“Perto da cruz de Jesus, permanecia de pé sua mãe”. (Jo 19, 25)
O processo de luto é uma das experiências mais universais, desorganizadoras e ameaçadoras que uma pessoa ou a família pode viver, pois nada é como antes.
No entanto, a partir do processo do luto, uma pessoa é capaz de dar nova resposta para vida, vindo a reconstruir, redefinir e reorganizar sua história, além de renovar as relações e a identidade pessoal, por meio da avaliação de seu significado.
Entretanto, a vida será sempre constituída por pequenos e grandes lutos e, conforme Braz e Franco[1], a perda faz com que o enlutado fique triste, chore, lamente e sinta saudade.
No entanto, o diferencial está em como ele sente e administra as suas emoções perante o sofrer.
Compreende-se, portanto, que o pesar refere-se à condição de uma pessoa que se encontra vivenciando a angústia pela perda, de modo que essa elaboração não se dá numa experiência linear, e sim dinâmica, gradual, composta por reações físicas e emocionais integradas ao ser humano; cada pessoa tem a sua forma particular de elaborar o luto, numa vivência sem uma sequência rígida de etapas ou término [2].
O significado e as consequências da perda variam, dependendo da fase específica do desenvolvimento do ciclo de vida que a família está atravessando por ocasião da morte, como também o tipo de morte [3].

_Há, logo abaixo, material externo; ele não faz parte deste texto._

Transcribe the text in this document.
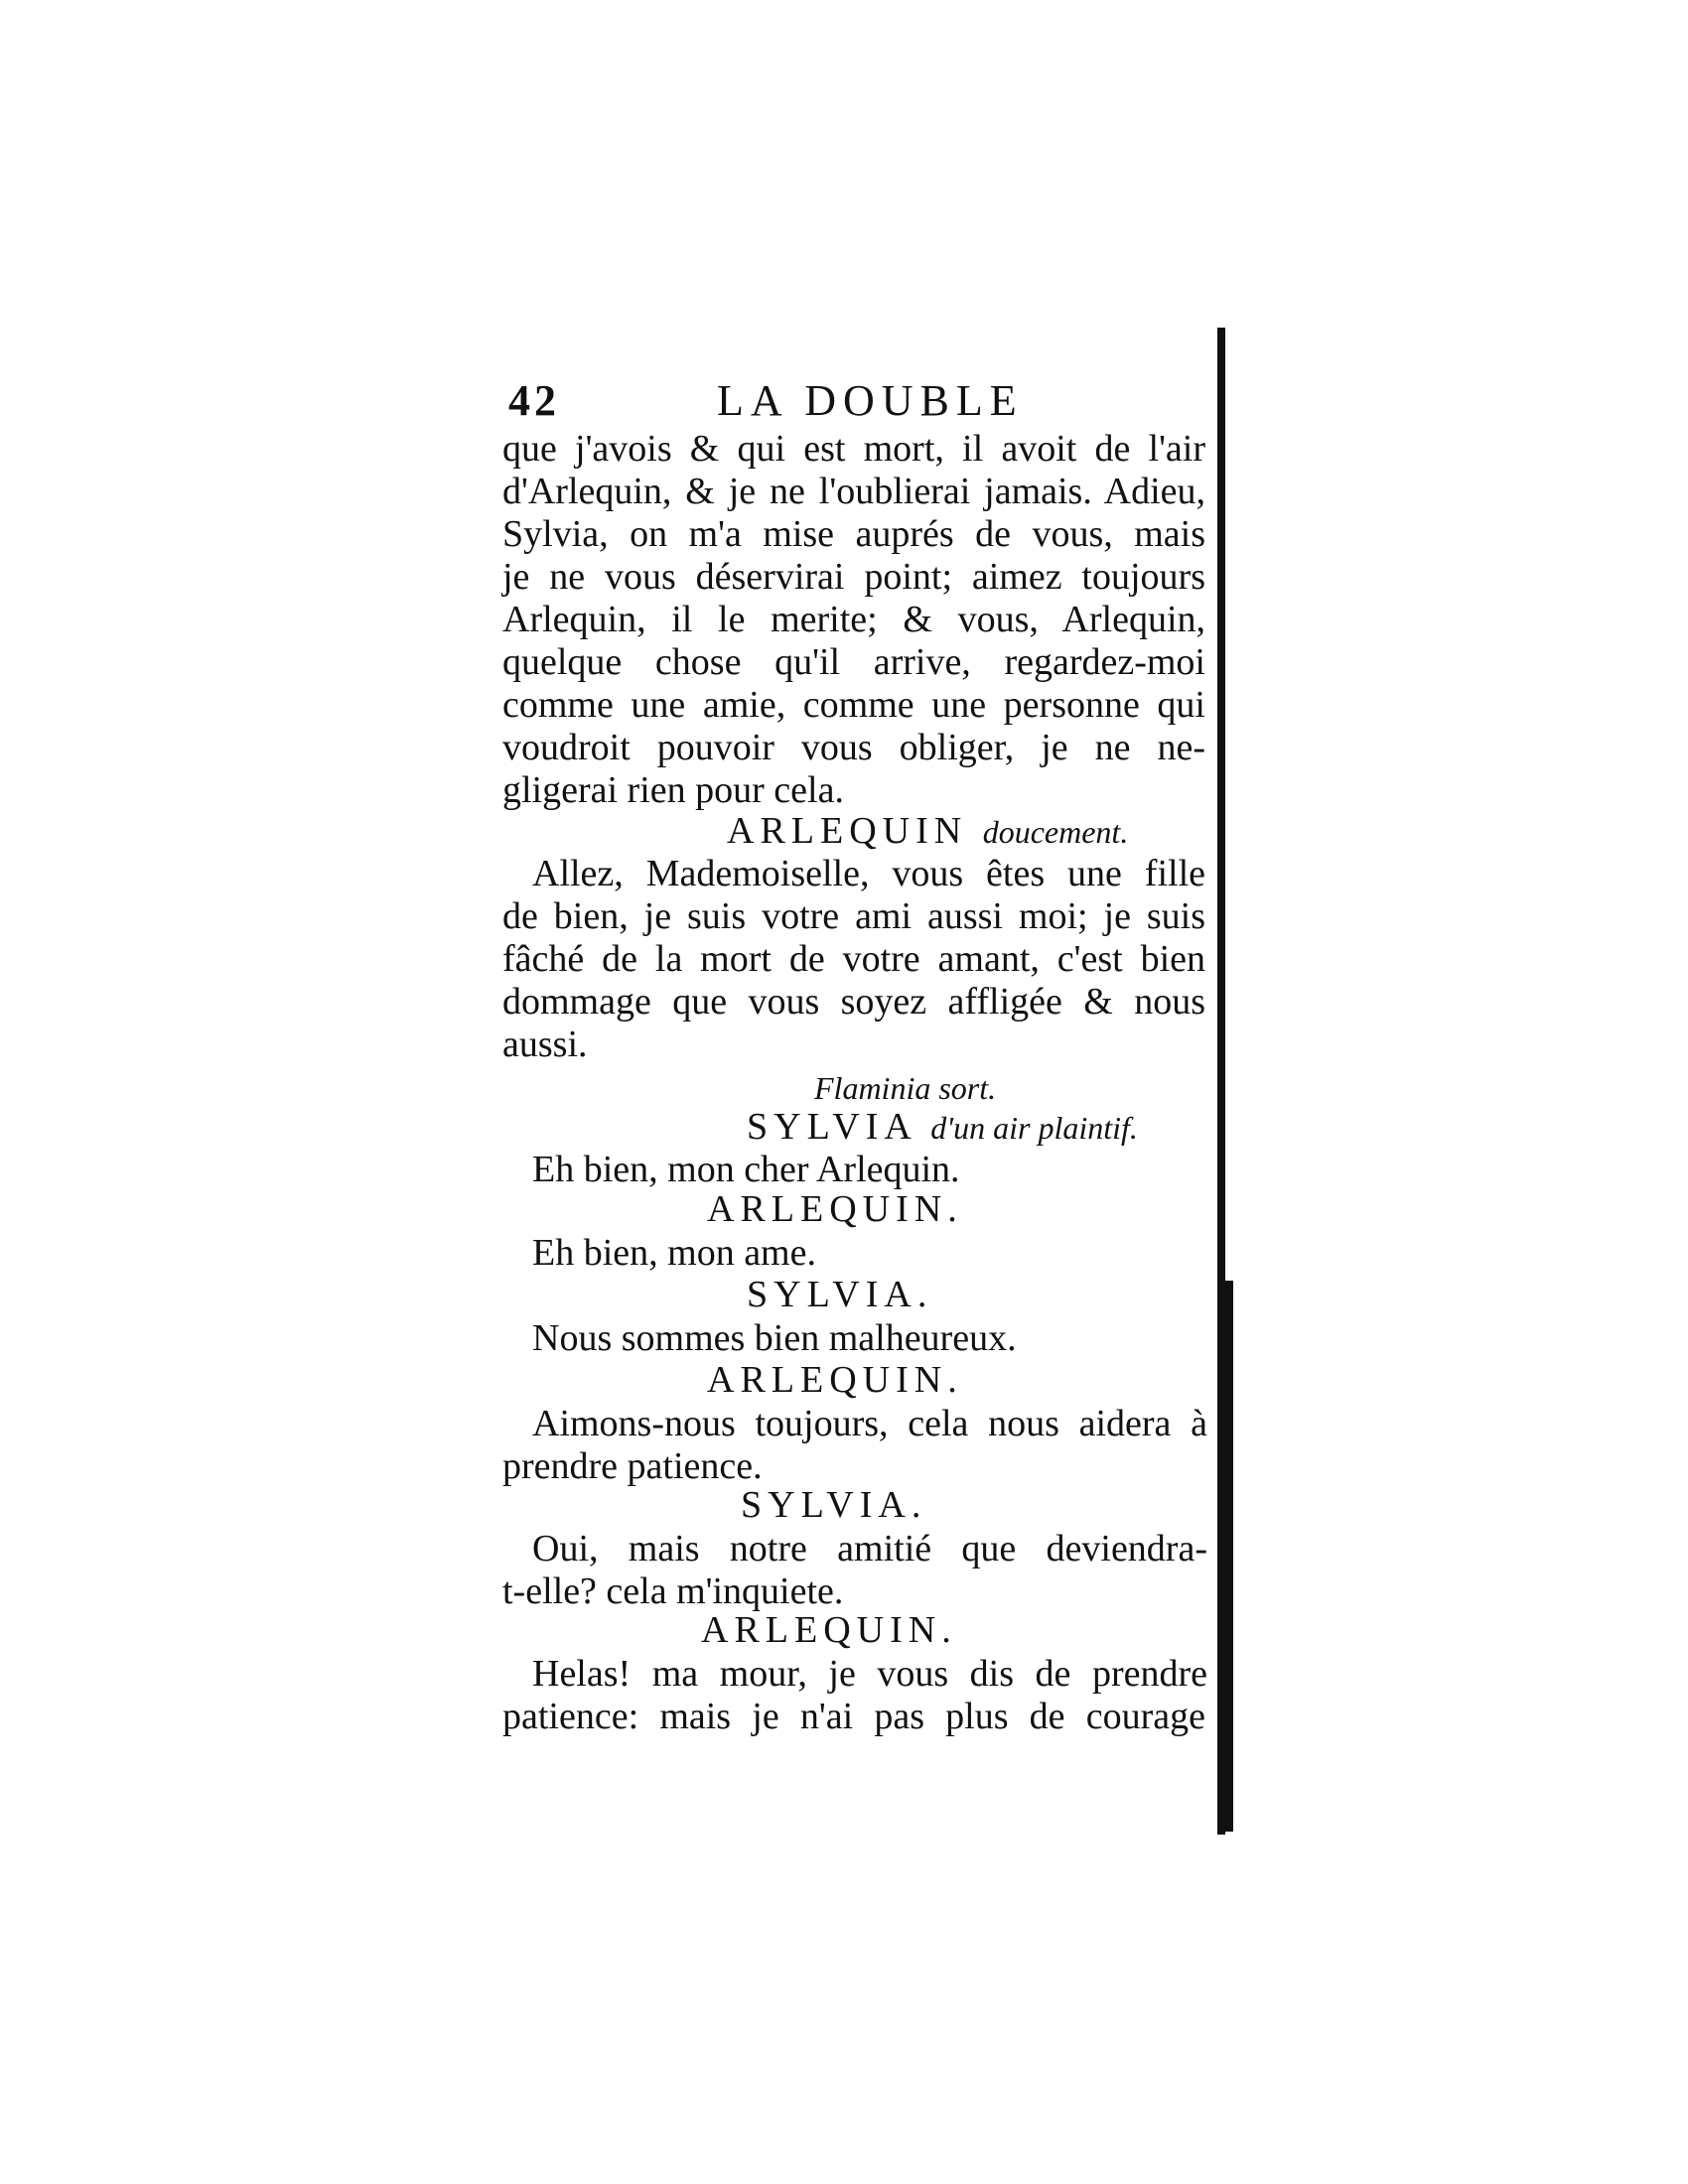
42	LA DOUBLE
que j'avois & qui est mort, il avoit de l'air
d'Arlequin, & je ne l'oublierai jamais. Adieu,
Sylvia, on m'a mise auprés de vous, mais
je ne vous déservirai point; aimez toujours
Arlequin, il le merite; & vous, Arlequin,
quelque chose qu'il arrive, regardez-moi
comme une amie, comme une personne qui
voudroit pouvoir vous obliger, je ne ne-
gligerai rien pour cela.
ARLEQUIN doucement.
Allez, Mademoiselle, vous êtes une fille
de bien, je suis votre ami aussi moi; je suis
fâché de la mort de votre amant, c'est bien
dommage que vous soyez affligée & nous
aussi.
Flaminia sort.
SYLVIA d'un air plaintif.
Eh bien, mon cher Arlequin.
ARLEQUIN.
Eh bien, mon ame.
SYLVIA.
Nous sommes bien malheureux.
ARLEQUIN.
Aimons-nous toujours, cela nous aidera à
prendre patience.
SYLVIA.
Oui, mais notre amitié que deviendra-
t-elle? cela m'inquiete.
ARLEQUIN.
Helas! ma mour, je vous dis de prendre
patience: mais je n'ai pas plus de courage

Neste caso, vale salientar que a família enlutada tem a sua própria história, composta por crescimentos e desafios, por outro lado a mesma pode se encontrar inserida num contexto marcado por estressores psicossociais que a põe em condição de risco.
Além disso, algumas pessoas se encontram em maior situação de crise para encarar a vida após a morte de uma pessoa significativa. Dito isto, podem ocorrer várias realidades, tanto pessoais como familiares no processo de luto, desde o sofrimento emocional até satisfatória elaboração da perda [4].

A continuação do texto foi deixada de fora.